Lompat ke isi

Saccharomyces cerevisiae

Dari Wikipedia bahasa Indonesia, ensiklopedia bebas
Saccharomyces cerevisiae
S. cerevisiae dilihat dengan DIC microscopy
Klasifikasi ilmiah
Kerajaan:
Filum:
Kelas:
Ordo:
Famili:
Genus:
Spesies:
S. cerevisiae
Nama binomial
Saccharomyces cerevisiae

Saccharomyces cerevisiae merupakan spesies khamir (mikroorganisme jamur bersel tunggal). Spesies khamir ini berperan penting dalam pembuatan minuman anggur, kue, dan bir sejak zaman kuno. Spesies ini diyakini awalnya diisolasi dari kulit anggur. S. cerevisiae adalah salah satu organisme model eukariotik yang paling banyak dipelajari dalam biologi molekuler dan sel, layaknya Escherichia coli sebagai bakteri model. S. cerevisiae adalah mikroorganisme yang berperan pada berbagai jenis fermentasi yang umum. Sel S. cerevisiae berbentuk bulat hingga oval dengan diameter 5–10 μm. S. cerevisiae bereproduksi dengan tunas (budding).[1]

Banyak protein penting dalam sistem biologis manusia ditemukan pertama kali pada ragi ketika dipelajari homolognya; protein tersebut antara lain protein siklus sel (cell cyle proteins), protein pensinyalan (signaling proteins), dan enzim pemrosesan protein. S. cerevisiae saat ini adalah satu-satunya sel ragi yang diketahui memiliki badan Berkeley (Berkeley bodies), yang terlibat dalam jalur sekretori tertentu. Antibodi terhadap S. cerevisiae ditemukan pada 60-70% pasien dengan penyakit Crohn (Crohn's disease) dan 10-15% pasien dengan kolitis ulserativa (dan 8% ditemukan pada kontrol sehat).[2] S. c diketahui berperan pada karakteristik bau roti, akibat keberadaan prolin dan ornithine di dalam ragi.
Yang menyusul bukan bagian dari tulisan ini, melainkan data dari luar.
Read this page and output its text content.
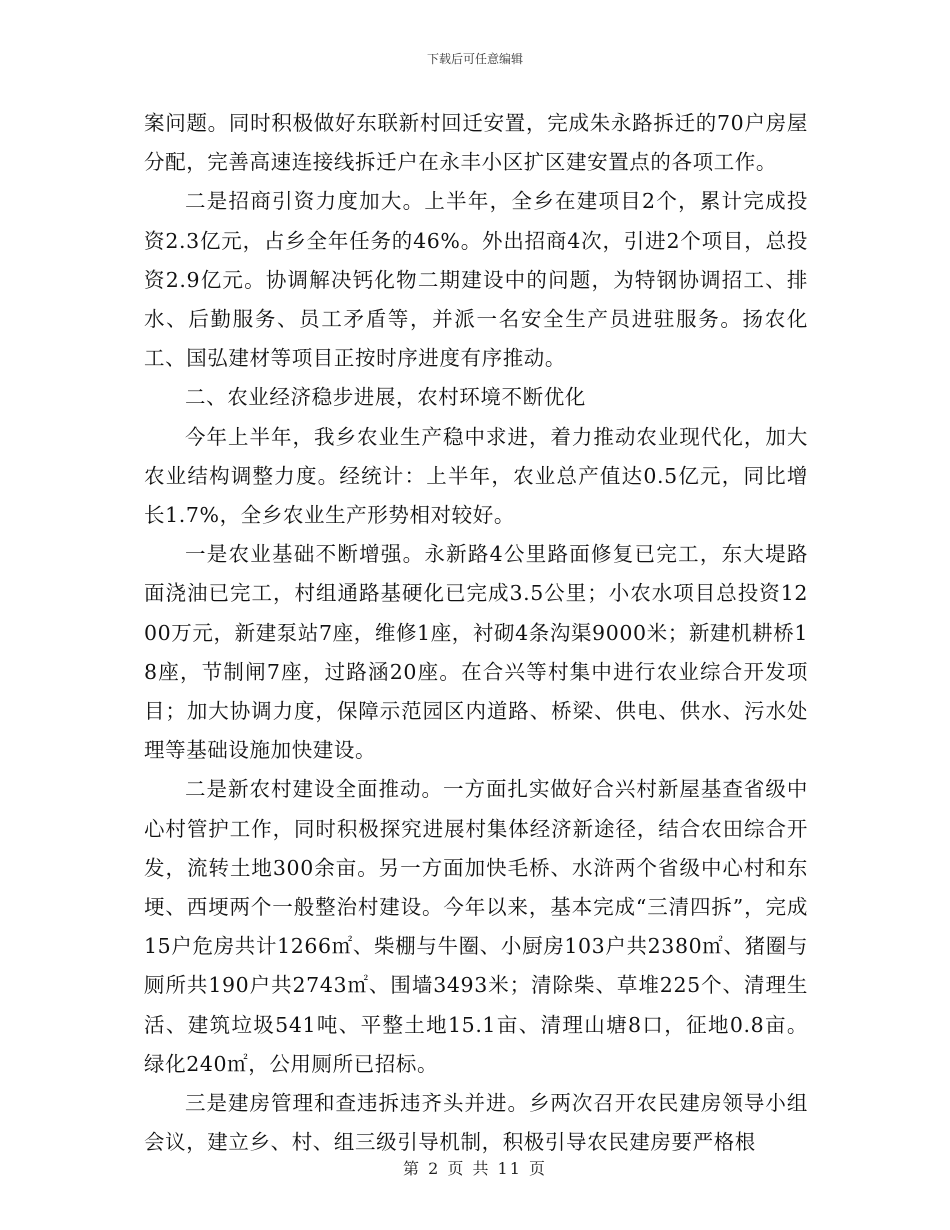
下载后可任意编辑

案问题。同时积极做好东联新村回迁安置，完成朱永路拆迁的70户房屋分配，完善高速连接线拆迁户在永丰小区扩区建安置点的各项工作。

二是招商引资力度加大。上半年，全乡在建项目2个，累计完成投资2.3亿元，占乡全年任务的46%。外出招商4次，引进2个项目，总投资2.9亿元。协调解决钙化物二期建设中的问题，为特钢协调招工、排水、后勤服务、员工矛盾等，并派一名安全生产员进驻服务。扬农化工、国弘建材等项目正按时序进度有序推动。

二、农业经济稳步进展，农村环境不断优化

今年上半年，我乡农业生产稳中求进，着力推动农业现代化，加大农业结构调整力度。经统计：上半年，农业总产值达0.5亿元，同比增长1.7%，全乡农业生产形势相对较好。

一是农业基础不断增强。永新路4公里路面修复已完工，东大堤路面浇油已完工，村组通路基硬化已完成3.5公里；小农水项目总投资1200万元，新建泵站7座，维修1座，衬砌4条沟渠9000米；新建机耕桥18座，节制闸7座，过路涵20座。在合兴等村集中进行农业综合开发项目；加大协调力度，保障示范园区内道路、桥梁、供电、供水、污水处理等基础设施加快建设。

二是新农村建设全面推动。一方面扎实做好合兴村新屋基查省级中心村管护工作，同时积极探究进展村集体经济新途径，结合农田综合开发，流转土地300余亩。另一方面加快毛桥、水浒两个省级中心村和东埂、西埂两个一般整治村建设。今年以来，基本完成“三清四拆”，完成15户危房共计1266㎡、柴棚与牛圈、小厨房103户共2380㎡、猪圈与厕所共190户共2743㎡、围墙3493米；清除柴、草堆225个、清理生活、建筑垃圾541吨、平整土地15.1亩、清理山塘8口，征地0.8亩。绿化240㎡，公用厕所已招标。

三是建房管理和查违拆违齐头并进。乡两次召开农民建房领导小组会议，建立乡、村、组三级引导机制，积极引导农民建房要严格根

第 2 页 共 11 页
Kedua senyawa tersebut merupakan prekursor dari 2-Acetyl-1-pyrroline, suatu zat yang memberikan bau khas pada roti.[3]

Etimologi

"Saccharomyces" berasal dari bahasa Yunani Latin yang berarti "jamur gula", saccharon (σάκχαρον) berarti "gula" dan myces (μύκης) berarti "jamur".[4][5] cerevisiae berasal dari bahasa Latin yang berarti "bir".[6]

Biologi

Ekologi

Di alam, sel ragi ditemukan banyak pada permukaan buah yang matang seperti anggur (sebelum matang, anggur hampir bebas dari ragi).[7] Karena S. cerevisiae tidak dapat ditransportasikan pada udara, diperlukan vektor untuk berpindah tempat.

Ratu tawon yang melewati musim dingin saat dewasa (Vespa crabro dan Polistes spp.) dapat menampung sel ragi dari musim gugur ke musim semi dan mengirimkannya ke keturunannya. Usus Polistes dominula menampung galur S. cerevisiae serta hibrida S. cerevisiae × S. paradoxus. Stefanini dkk. (2016) menunjukkan bahwa usus Polistes dominula mendukung perkawinan galur S. cerevisiae, baik di antara spesies mereka sendiri maupun dengan sel S. paradoxus dengan memberikan kondisi lingkungan yang mendorong sporulasi sel dan perkecambahan spora.[8]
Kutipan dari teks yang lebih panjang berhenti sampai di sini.